European solar manufacturers are facing significant challenges, with some even announcing closures and shifting focus to the US. Secretary-General of the European Solar Manufacturing Council (ESMC), Lindahl, previously warned that EU solar manufacturers were “on the brink of collapse.” He noted that if the current situation persisted, manufacturers would either be forced into bankruptcy or shift resources to the US.
Indeed, according to incomplete statistics from DataBM.com, since the second half of last year, at least nearly 20 European PV companies have reported financial difficulties or even bankruptcy, with four already exiting the region.
On November 23, 2023, Singapore-based PV firm REC Silicon announced plans to close two polysilicon factories in Northern Europe due to high electricity prices. The closure of its Norwegian factory will result in losses of up to NOK 335 million (approx. RMB 223 million) for REC.

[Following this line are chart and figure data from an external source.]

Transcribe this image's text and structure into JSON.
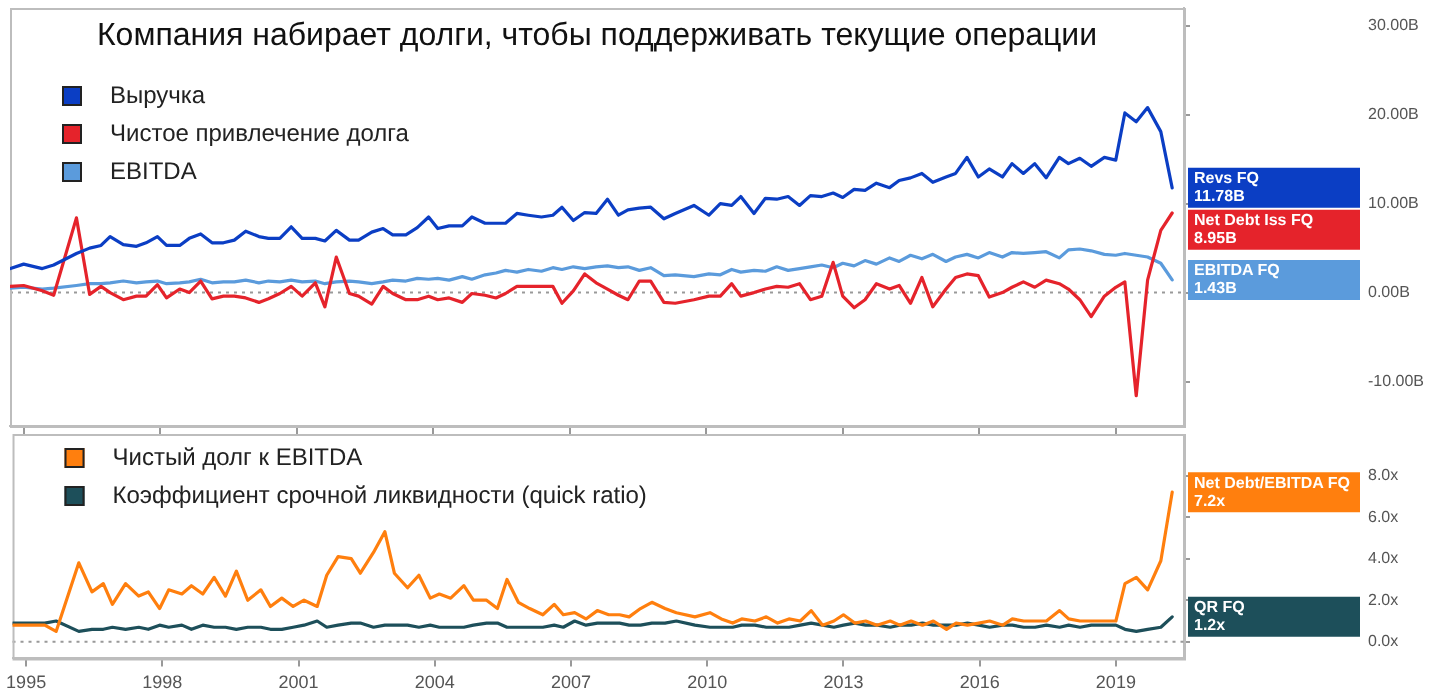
{
  "chart_data": [
    {
      "type": "line",
      "title": "Компания набирает долги, чтобы поддерживать текущие операции",
      "legend": "top left",
      "tick_labels": "y",
      "marker": "none",
      "line_style": "solid",
      "grid": false,
      "xlim": [
        1994.7,
        2020.5
      ],
      "xticks": [
        1995,
        1998,
        2001,
        2004,
        2007,
        2010,
        2013,
        2016,
        2019
      ],
      "ylim": [
        -15,
        32
      ],
      "yticks": [
        {
          "value": -10,
          "label": "-10.00B"
        },
        {
          "value": 0,
          "label": "0.00B"
        },
        {
          "value": 10,
          "label": "10.00B"
        },
        {
          "value": 20,
          "label": "20.00B"
        },
        {
          "value": 30,
          "label": "30.00B"
        }
      ],
      "ref_lines": [
        {
          "axis": "y",
          "value": 0,
          "label": null,
          "color": "#999999",
          "line_style": "dotted"
        }
      ],
      "x": [
        1994.71,
        1995.0,
        1995.41,
        1995.66,
        1996.16,
        1996.45,
        1996.7,
        1996.9,
        1997.19,
        1997.48,
        1997.69,
        1997.94,
        1998.14,
        1998.43,
        1998.64,
        1998.89,
        1999.14,
        1999.39,
        1999.63,
        1999.88,
        2000.17,
        2000.38,
        2000.63,
        2000.88,
        2001.12,
        2001.41,
        2001.62,
        2001.87,
        2002.16,
        2002.36,
        2002.65,
        2002.9,
        2003.11,
        2003.4,
        2003.65,
        2003.9,
        2004.1,
        2004.35,
        2004.64,
        2004.85,
        2005.14,
        2005.38,
        2005.59,
        2005.84,
        2006.09,
        2006.38,
        2006.63,
        2006.83,
        2007.08,
        2007.33,
        2007.58,
        2007.83,
        2008.07,
        2008.28,
        2008.53,
        2008.78,
        2009.07,
        2009.32,
        2009.73,
        2010.06,
        2010.31,
        2010.56,
        2010.76,
        2011.05,
        2011.3,
        2011.55,
        2011.8,
        2012.05,
        2012.29,
        2012.54,
        2012.79,
        2013.0,
        2013.25,
        2013.49,
        2013.74,
        2014.03,
        2014.24,
        2014.49,
        2014.74,
        2014.98,
        2015.27,
        2015.48,
        2015.73,
        2015.98,
        2016.22,
        2016.51,
        2016.72,
        2016.97,
        2017.22,
        2017.47,
        2017.76,
        2017.96,
        2018.21,
        2018.46,
        2018.75,
        2019.0,
        2019.2,
        2019.45,
        2019.7,
        2019.99,
        2020.24
      ],
      "series": [
        {
          "name": "Выручка",
          "color": "#0b3ec4",
          "values": [
            2.7,
            3.2,
            2.7,
            3.1,
            4.4,
            5.0,
            5.3,
            6.3,
            5.4,
            5.2,
            5.6,
            6.3,
            5.3,
            5.3,
            6.1,
            6.6,
            5.6,
            5.6,
            5.9,
            6.9,
            6.3,
            6.1,
            6.1,
            7.4,
            6.1,
            6.1,
            5.8,
            7.0,
            5.9,
            5.9,
            6.8,
            7.2,
            6.5,
            6.5,
            7.3,
            8.5,
            7.2,
            7.5,
            7.5,
            8.5,
            7.8,
            7.8,
            7.8,
            8.9,
            8.7,
            8.5,
            8.7,
            9.6,
            8.1,
            9.0,
            8.9,
            10.5,
            8.7,
            9.3,
            9.5,
            9.6,
            8.3,
            8.9,
            9.8,
            8.7,
            10.0,
            9.8,
            10.8,
            8.9,
            10.6,
            10.5,
            10.8,
            9.8,
            10.9,
            10.8,
            11.2,
            10.7,
            11.6,
            11.5,
            12.3,
            11.8,
            12.6,
            12.9,
            13.4,
            12.4,
            13.0,
            13.4,
            15.2,
            13.0,
            13.9,
            13.0,
            14.5,
            13.4,
            14.5,
            12.9,
            15.2,
            14.5,
            15.1,
            14.2,
            15.2,
            14.9,
            20.2,
            19.2,
            20.8,
            18.1,
            11.78
          ],
          "value_labels": [
            null,
            null,
            null,
            null,
            null,
            null,
            null,
            null,
            null,
            null,
            null,
            null,
            null,
            null,
            null,
            null,
            null,
            null,
            null,
            null,
            null,
            null,
            null,
            null,
            null,
            null,
            null,
            null,
            null,
            null,
            null,
            null,
            null,
            null,
            null,
            null,
            null,
            null,
            null,
            null,
            null,
            null,
            null,
            null,
            null,
            null,
            null,
            null,
            null,
            null,
            null,
            null,
            null,
            null,
            null,
            null,
            null,
            null,
            null,
            null,
            null,
            null,
            null,
            null,
            null,
            null,
            null,
            null,
            null,
            null,
            null,
            null,
            null,
            null,
            null,
            null,
            null,
            null,
            null,
            null,
            null,
            null,
            null,
            null,
            null,
            null,
            null,
            null,
            null,
            null,
            null,
            null,
            null,
            null,
            null,
            null,
            null,
            null,
            null,
            null,
            "Revs FQ\n11.78B"
          ]
        },
        {
          "name": "Чистое привлечение долга",
          "color": "#e5232b",
          "values": [
            0.7,
            0.8,
            0.2,
            -0.3,
            8.4,
            -0.2,
            0.7,
            0.0,
            -0.8,
            -0.4,
            -0.4,
            0.9,
            -0.6,
            0.4,
            0.0,
            1.3,
            -0.7,
            -0.4,
            -0.4,
            -0.6,
            -1.1,
            -0.7,
            -0.1,
            0.7,
            -0.4,
            1.1,
            -1.6,
            4.0,
            -0.1,
            -0.4,
            -1.3,
            0.7,
            -0.1,
            -0.8,
            -0.8,
            -0.4,
            -0.8,
            -0.6,
            -1.1,
            -0.1,
            -0.3,
            -0.6,
            -0.1,
            0.7,
            0.7,
            0.7,
            0.7,
            -1.2,
            0.2,
            2.1,
            1.1,
            0.4,
            -0.3,
            -0.8,
            1.3,
            1.3,
            -1.1,
            -1.2,
            -0.8,
            -0.4,
            -0.4,
            1.0,
            -0.4,
            0.0,
            0.4,
            0.7,
            0.6,
            1.0,
            -0.8,
            -0.4,
            3.4,
            -0.4,
            -1.7,
            -0.8,
            1.0,
            0.4,
            0.8,
            -1.2,
            1.7,
            -1.6,
            0.4,
            1.7,
            2.1,
            1.9,
            -0.5,
            0.0,
            0.6,
            1.2,
            0.6,
            1.4,
            1.0,
            0.4,
            -0.8,
            -2.7,
            -0.4,
            0.6,
            1.2,
            -11.6,
            1.4,
            7.0,
            8.95
          ],
          "value_labels": [
            null,
            null,
            null,
            null,
            null,
            null,
            null,
            null,
            null,
            null,
            null,
            null,
            null,
            null,
            null,
            null,
            null,
            null,
            null,
            null,
            null,
            null,
            null,
            null,
            null,
            null,
            null,
            null,
            null,
            null,
            null,
            null,
            null,
            null,
            null,
            null,
            null,
            null,
            null,
            null,
            null,
            null,
            null,
            null,
            null,
            null,
            null,
            null,
            null,
            null,
            null,
            null,
            null,
            null,
            null,
            null,
            null,
            null,
            null,
            null,
            null,
            null,
            null,
            null,
            null,
            null,
            null,
            null,
            null,
            null,
            null,
            null,
            null,
            null,
            null,
            null,
            null,
            null,
            null,
            null,
            null,
            null,
            null,
            null,
            null,
            null,
            null,
            null,
            null,
            null,
            null,
            null,
            null,
            null,
            null,
            null,
            null,
            null,
            null,
            null,
            "Net Debt Iss FQ\n8.95B"
          ]
        },
        {
          "name": "EBITDA",
          "color": "#5b9bdc",
          "values": [
            0.5,
            0.6,
            0.4,
            0.5,
            0.8,
            1.0,
            1.0,
            1.1,
            1.3,
            1.1,
            1.2,
            1.3,
            1.0,
            1.1,
            1.2,
            1.5,
            1.1,
            1.2,
            1.2,
            1.4,
            1.1,
            1.3,
            1.2,
            1.4,
            1.2,
            1.3,
            1.0,
            1.2,
            1.3,
            1.2,
            1.0,
            1.2,
            1.4,
            1.3,
            1.6,
            1.5,
            1.6,
            1.4,
            1.8,
            1.5,
            2.0,
            2.2,
            2.5,
            2.3,
            2.6,
            2.4,
            2.8,
            2.6,
            2.9,
            2.7,
            2.9,
            3.0,
            2.8,
            2.9,
            2.5,
            2.8,
            1.9,
            2.0,
            1.8,
            2.1,
            2.0,
            2.6,
            2.3,
            2.5,
            2.4,
            2.9,
            2.5,
            2.7,
            2.9,
            3.1,
            2.8,
            3.3,
            3.0,
            3.6,
            3.2,
            3.9,
            3.5,
            4.2,
            3.8,
            4.3,
            3.5,
            4.0,
            4.3,
            3.9,
            4.5,
            4.0,
            4.5,
            4.4,
            4.5,
            4.6,
            3.9,
            4.8,
            4.9,
            4.7,
            4.3,
            4.2,
            4.4,
            4.2,
            4.0,
            3.3,
            1.43
          ],
          "value_labels": [
            null,
            null,
            null,
            null,
            null,
            null,
            null,
            null,
            null,
            null,
            null,
            null,
            null,
            null,
            null,
            null,
            null,
            null,
            null,
            null,
            null,
            null,
            null,
            null,
            null,
            null,
            null,
            null,
            null,
            null,
            null,
            null,
            null,
            null,
            null,
            null,
            null,
            null,
            null,
            null,
            null,
            null,
            null,
            null,
            null,
            null,
            null,
            null,
            null,
            null,
            null,
            null,
            null,
            null,
            null,
            null,
            null,
            null,
            null,
            null,
            null,
            null,
            null,
            null,
            null,
            null,
            null,
            null,
            null,
            null,
            null,
            null,
            null,
            null,
            null,
            null,
            null,
            null,
            null,
            null,
            null,
            null,
            null,
            null,
            null,
            null,
            null,
            null,
            null,
            null,
            null,
            null,
            null,
            null,
            null,
            null,
            null,
            null,
            null,
            null,
            "EBITDA FQ\n1.43B"
          ]
        }
      ]
    },
    {
      "type": "line",
      "legend": "top left",
      "marker": "none",
      "line_style": "solid",
      "grid": false,
      "xlim": [
        1994.7,
        2020.5
      ],
      "xticks": [
        1995,
        1998,
        2001,
        2004,
        2007,
        2010,
        2013,
        2016,
        2019
      ],
      "ylim": [
        -0.8,
        10
      ],
      "yticks": [
        {
          "value": 0,
          "label": "0.0x"
        },
        {
          "value": 2,
          "label": "2.0x"
        },
        {
          "value": 4,
          "label": "4.0x"
        },
        {
          "value": 6,
          "label": "6.0x"
        },
        {
          "value": 8,
          "label": "8.0x"
        }
      ],
      "ref_lines": [
        {
          "axis": "y",
          "value": 0,
          "label": null,
          "color": "#999999",
          "line_style": "dotted"
        }
      ],
      "x": [
        1994.71,
        1995.0,
        1995.41,
        1995.66,
        1996.16,
        1996.45,
        1996.7,
        1996.9,
        1997.19,
        1997.48,
        1997.69,
        1997.94,
        1998.14,
        1998.43,
        1998.64,
        1998.89,
        1999.14,
        1999.39,
        1999.63,
        1999.88,
        2000.17,
        2000.38,
        2000.63,
        2000.88,
        2001.12,
        2001.41,
        2001.62,
        2001.87,
        2002.16,
        2002.36,
        2002.65,
        2002.9,
        2003.11,
        2003.4,
        2003.65,
        2003.9,
        2004.1,
        2004.35,
        2004.64,
        2004.85,
        2005.14,
        2005.38,
        2005.59,
        2005.84,
        2006.09,
        2006.38,
        2006.63,
        2006.83,
        2007.08,
        2007.33,
        2007.58,
        2007.83,
        2008.07,
        2008.28,
        2008.53,
        2008.78,
        2009.07,
        2009.32,
        2009.73,
        2010.06,
        2010.31,
        2010.56,
        2010.76,
        2011.05,
        2011.3,
        2011.55,
        2011.8,
        2012.05,
        2012.29,
        2012.54,
        2012.79,
        2013.0,
        2013.25,
        2013.49,
        2013.74,
        2014.03,
        2014.24,
        2014.49,
        2014.74,
        2014.98,
        2015.27,
        2015.48,
        2015.73,
        2015.98,
        2016.22,
        2016.51,
        2016.72,
        2016.97,
        2017.22,
        2017.47,
        2017.76,
        2017.96,
        2018.21,
        2018.46,
        2018.75,
        2019.0,
        2019.2,
        2019.45,
        2019.7,
        2019.99,
        2020.24
      ],
      "series": [
        {
          "name": "Чистый долг к EBITDA",
          "color": "#ff7f0e",
          "values": [
            0.8,
            0.8,
            0.8,
            0.5,
            3.8,
            2.4,
            2.8,
            1.8,
            2.8,
            2.2,
            2.4,
            1.6,
            2.5,
            2.3,
            2.7,
            2.3,
            3.1,
            2.2,
            3.4,
            2.0,
            2.5,
            1.7,
            2.1,
            1.7,
            2.0,
            1.7,
            3.2,
            4.1,
            4.0,
            3.3,
            4.3,
            5.3,
            3.3,
            2.6,
            3.2,
            2.1,
            2.3,
            2.1,
            2.7,
            2.0,
            2.0,
            1.6,
            3.0,
            1.9,
            1.6,
            1.3,
            1.8,
            1.3,
            1.4,
            1.1,
            1.5,
            1.3,
            1.3,
            1.2,
            1.6,
            1.9,
            1.6,
            1.4,
            1.2,
            1.4,
            1.1,
            0.9,
            1.1,
            1.0,
            1.2,
            0.9,
            1.1,
            1.0,
            1.5,
            0.8,
            1.0,
            1.3,
            0.9,
            1.0,
            0.8,
            1.0,
            0.8,
            1.0,
            0.8,
            1.0,
            0.6,
            0.9,
            0.8,
            0.9,
            1.0,
            0.8,
            1.1,
            1.0,
            1.0,
            1.0,
            1.5,
            1.1,
            1.0,
            1.0,
            1.0,
            1.0,
            2.8,
            3.1,
            2.5,
            3.9,
            7.2
          ],
          "value_labels": [
            null,
            null,
            null,
            null,
            null,
            null,
            null,
            null,
            null,
            null,
            null,
            null,
            null,
            null,
            null,
            null,
            null,
            null,
            null,
            null,
            null,
            null,
            null,
            null,
            null,
            null,
            null,
            null,
            null,
            null,
            null,
            null,
            null,
            null,
            null,
            null,
            null,
            null,
            null,
            null,
            null,
            null,
            null,
            null,
            null,
            null,
            null,
            null,
            null,
            null,
            null,
            null,
            null,
            null,
            null,
            null,
            null,
            null,
            null,
            null,
            null,
            null,
            null,
            null,
            null,
            null,
            null,
            null,
            null,
            null,
            null,
            null,
            null,
            null,
            null,
            null,
            null,
            null,
            null,
            null,
            null,
            null,
            null,
            null,
            null,
            null,
            null,
            null,
            null,
            null,
            null,
            null,
            null,
            null,
            null,
            null,
            null,
            null,
            null,
            null,
            "Net Debt/EBITDA FQ\n7.2x"
          ]
        },
        {
          "name": "Коэффициент срочной ликвидности (quick ratio)",
          "color": "#1d4f5a",
          "values": [
            0.9,
            0.9,
            0.9,
            1.0,
            0.5,
            0.6,
            0.6,
            0.7,
            0.6,
            0.7,
            0.6,
            0.8,
            0.7,
            0.8,
            0.6,
            0.8,
            0.7,
            0.7,
            0.6,
            0.7,
            0.7,
            0.6,
            0.6,
            0.7,
            0.8,
            1.0,
            0.7,
            0.8,
            0.9,
            0.9,
            0.7,
            0.8,
            0.8,
            0.8,
            0.7,
            0.8,
            0.7,
            0.7,
            0.7,
            0.8,
            0.9,
            0.9,
            0.7,
            0.7,
            0.7,
            0.7,
            0.8,
            0.7,
            1.0,
            0.8,
            0.9,
            0.9,
            0.9,
            0.8,
            0.8,
            0.9,
            0.9,
            1.0,
            0.8,
            0.7,
            0.7,
            0.7,
            0.8,
            0.8,
            0.7,
            0.7,
            0.7,
            0.8,
            0.9,
            0.8,
            0.7,
            0.8,
            0.9,
            0.8,
            0.8,
            0.7,
            0.8,
            0.8,
            0.9,
            0.8,
            0.8,
            0.8,
            0.9,
            0.8,
            0.7,
            0.8,
            0.8,
            0.7,
            0.7,
            0.8,
            0.7,
            0.8,
            0.7,
            0.8,
            0.8,
            0.8,
            0.6,
            0.5,
            0.6,
            0.7,
            1.2
          ],
          "value_labels": [
            null,
            null,
            null,
            null,
            null,
            null,
            null,
            null,
            null,
            null,
            null,
            null,
            null,
            null,
            null,
            null,
            null,
            null,
            null,
            null,
            null,
            null,
            null,
            null,
            null,
            null,
            null,
            null,
            null,
            null,
            null,
            null,
            null,
            null,
            null,
            null,
            null,
            null,
            null,
            null,
            null,
            null,
            null,
            null,
            null,
            null,
            null,
            null,
            null,
            null,
            null,
            null,
            null,
            null,
            null,
            null,
            null,
            null,
            null,
            null,
            null,
            null,
            null,
            null,
            null,
            null,
            null,
            null,
            null,
            null,
            null,
            null,
            null,
            null,
            null,
            null,
            null,
            null,
            null,
            null,
            null,
            null,
            null,
            null,
            null,
            null,
            null,
            null,
            null,
            null,
            null,
            null,
            null,
            null,
            null,
            null,
            null,
            null,
            null,
            null,
            "QR FQ\n1.2x"
          ]
        }
      ]
    }
  ]
}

Meanwhile, Meyer Burger, after failing to secure German government subsidies, plans to close its largest solar module production site in Freiberg, Germany, and establish a factory in the US. The European factory closed in March 2024, while Meyer Burger’s US factory began production in June.
In December 2023, Austria’s 28-year-old PV component manufacturer, Energetica Industries GmbH, filed for bankruptcy again due to inability to meet current payment obligations. In January 2024, Dutch PV manufacturer Exasun also announced it had filed for bankruptcy.
Moreover, even PV companies still operating are facing difficulties. German solar component supplier SMA Solar Technology disclosed its sales figures for the first three quarters of this year, showing a 20.76% decrease compared to the same period last year. Due to weak market demand, SMA revised its full-year sales forecast down to between €1.45 billion and €1.5 billion.
SMA also announced a restructuring plan in September, which will result in up to 1,100 job losses globally by the end of 2025, with two-thirds of these in Germany.
The European PV industry is struggling both internally and externally, facing competition from China and the US. Weak market demand is the primary reason for the difficulties faced by European PV companies. Despite a significant drop in installation costs, growth rates have slowed.
The European Photovoltaic Industry Association (SolarPower Europe) predicts that the EU’s new solar installations will reach 65.5GW in 2024, slightly higher than the 2023 record of 62.8GW, but the growth rate has fallen from 53% in 2023 to 4% in 2024, a 92% decrease in solar energy growth over the past year.
SolarPower Europe’s CEO, Walburga Hemetsberger, warned that policymakers and system operators should view this year’s report as a “yellow card,” as the slowdown in solar deployment means slower progress towards energy security, competitiveness, and climate goals.
The report attributes the weakness of the European market to the temporary resolution of the gas crisis, low electrification rates, and inflexibility in energy systems.